Avery v. Berry Schools

211 Ga. 581 (1955) 87 S.E.2d 401

AVERY
v.
THE BERRY SCHOOLS et al.

18933.

Supreme Court of Georgia.

Submitted April 11, 1955. Decided May 10, 1955.

Graham Glover, for plaintiff in error.

Matthews, Maddox, Walton & Smith, contra.

ALMAND, Justice.

The judgment under review is an order sustaining general and special demurrers to an equitable petition. H. D. Avery instituted his suit against the Floyd County Board of Roads and Revenues and The Berry Schools, a corporation, in which he sought to enjoin the closing of portions of two public roads in Floyd County. It is recited in the petition that the defendant board, acting upon the petition of The Berry Schools to close certain portions of the O'Bryant Gap and Pleasant Grove public roads, passed an order for the issuance of a citation for the hearing of the application at a specified time and place, said order reciting that the only person living upon the land "through which run said parts of said roads so sought to be abandoned has waived notice and requested that said parts of said roads be discontinued." That citation was duly published, and the citation was merely signed "The Board of Commissioners of Roads and Revenues of Floyd County. By ____ Chairman." Subsequently, after a hearing, an order was passed by said board, discontinuing and permanently abandoning the parts of the roads sought to be discontinued. The sole contention of the plaintiff is that the order closing parts of said roads was void because the published citation was not signed by the chairman or any member of the defendant board. The prayer was that the defendants be temporarily and permanently restrained *582 and enjoined from closing said portions of said roads.

The plaintiff does not allege that he resides on any portion of the road sought to be closed, but does allege that he is a resident and taxpayer of the county, and a constant and daily user of the portions of the public roads sought to be closed. One of the grounds of the separate demurrer of the defendant board, which the trial court sustained, was that the plaintiff has no standing to contest the action of the board.

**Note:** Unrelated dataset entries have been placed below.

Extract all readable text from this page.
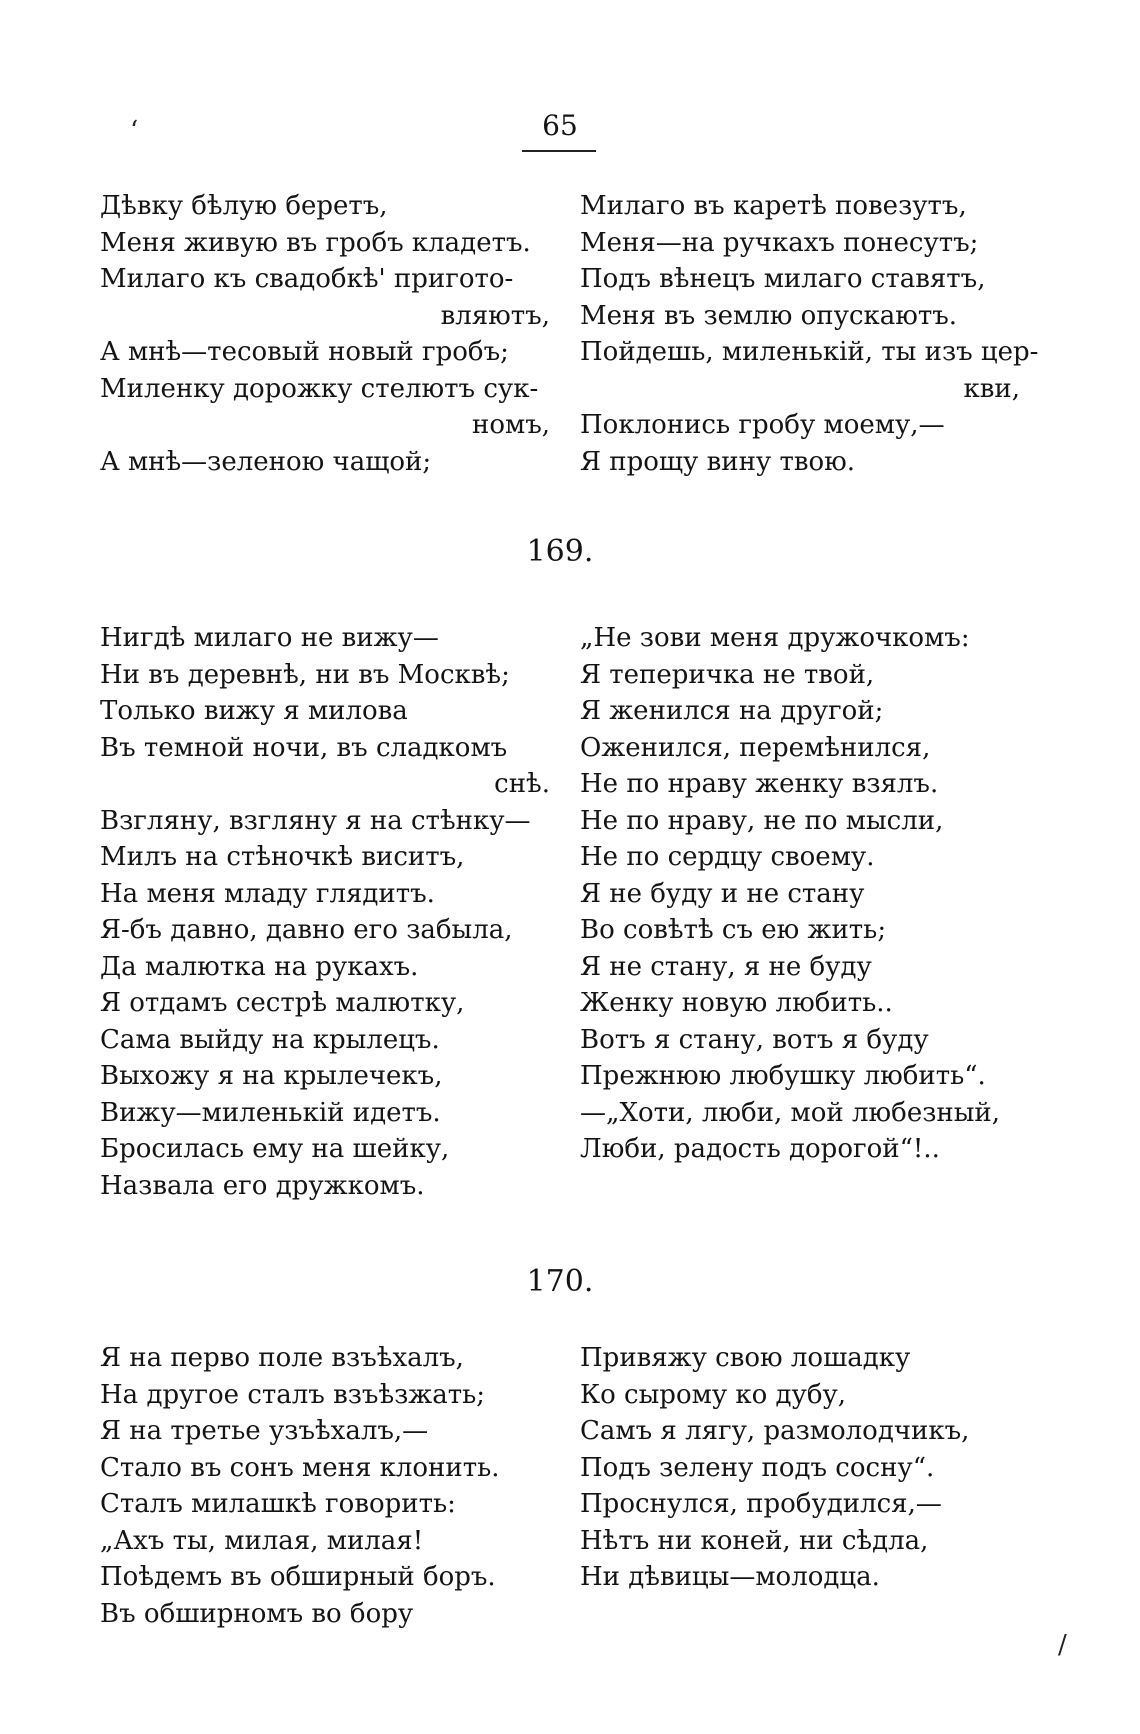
‘	65
Дѣвку бѣлую беретъ,
Меня живую въ гробъ кладетъ.
Милаго къ свадобкѣ' пригото-
вляютъ,
А мнѣ—тесовый новый гробъ;
Миленку дорожку стелютъ сук-
номъ,
А мнѣ—зеленою чащой;
Милаго въ каретѣ повезутъ,
Меня—на ручкахъ понесутъ;
Подъ вѣнецъ милаго ставятъ,
Меня въ землю опускаютъ.
Пойдешь, миленькій, ты изъ цер-
кви,
Поклонись гробу моему,—
Я прощу вину твою.
169.
Нигдѣ милаго не вижу—
Ни въ деревнѣ, ни въ Москвѣ;
Только вижу я милова
Въ темной ночи, въ сладкомъ
снѣ.
Взгляну, взгляну я на стѣнку—
Милъ на стѣночкѣ виситъ,
На меня младу глядитъ.
Я-бъ давно, давно его забыла,
Да малютка на рукахъ.
Я отдамъ сестрѣ малютку,
Сама выйду на крылецъ.
Выхожу я на крылечекъ,
Вижу—миленькій идетъ.
Бросилась ему на шейку,
Назвала его дружкомъ.
„Не зови меня дружочкомъ:
Я теперичка не твой,
Я женился на другой;
Оженился, перемѣнился,
Не по нраву женку взялъ.
Не по нраву, не по мысли,
Не по сердцу своему.
Я не буду и не стану
Во совѣтѣ съ ею жить;
Я не стану, я не буду
Женку новую любить..
Вотъ я стану, вотъ я буду
Прежнюю любушку любить“.
—„Хоти, люби, мой любезный,
Люби, радость дорогой“!..
170.
Я на перво поле взъѣхалъ,
На другое сталъ взъѣзжать;
Я на третье узъѣхалъ,—
Стало въ сонъ меня клонить.
Сталъ милашкѣ говорить:
„Ахъ ты, милая, милая!
Поѣдемъ въ обширный боръ.
Въ обширномъ во бору
Привяжу свою лошадку
Ко сырому ко дубу,
Самъ я лягу, размолодчикъ,
Подъ зелену подъ сосну“.
Проснулся, пробудился,—
Нѣтъ ни коней, ни сѣдла,
Ни дѣвицы—молодца.
/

Code § 95-207 provides that applications for the discontinuance of an old road, in whole or in part, shall be made to the ordinaries or other county authorities having charge of county affairs in writing, and published as provided in § 95-203, before the discontinuance shall be effective. Code § 95-203 provides that "All persons, their overseers or agents, residing on land through which such road runs, except the applicants for the road or alteration, shall at the same time be notified in writing, personally or by leaving notice at their most notorious places of abode." It thus appears that, in order for the board of revenues to discontinue an old road in whole or in part, it is not required to publish a citation or notice of the application, but only personal service upon all persons, their overseers, or agents residing upon the land through which such old road runs is requisite. It appears from the petition that the only person residing on the land through which said portions of said road ran had waived notice, and the plaintiff, not being of that class and entitled to receive notice of the application, is not in position to claim that the notice given was insufficient or not in compliance with the law. It appearing that his only interest in the roads is that of one who had been accustomed to using them, even though as a user he might be affected in some way by the closing of the portions of the road here sought, the law does not contemplate that he, as a member of the general public, should be given notice as provided for under Code § 95-207. See Huff v. Donehoo. 109 Ga. 638 (1, 2) (34 S.E. 1035).

The court did not err in sustaining the general demurrer and dismissing the petition.

Judgment affirmed. All the Justices concur, except Wyatt, P. J., absent on account of illness.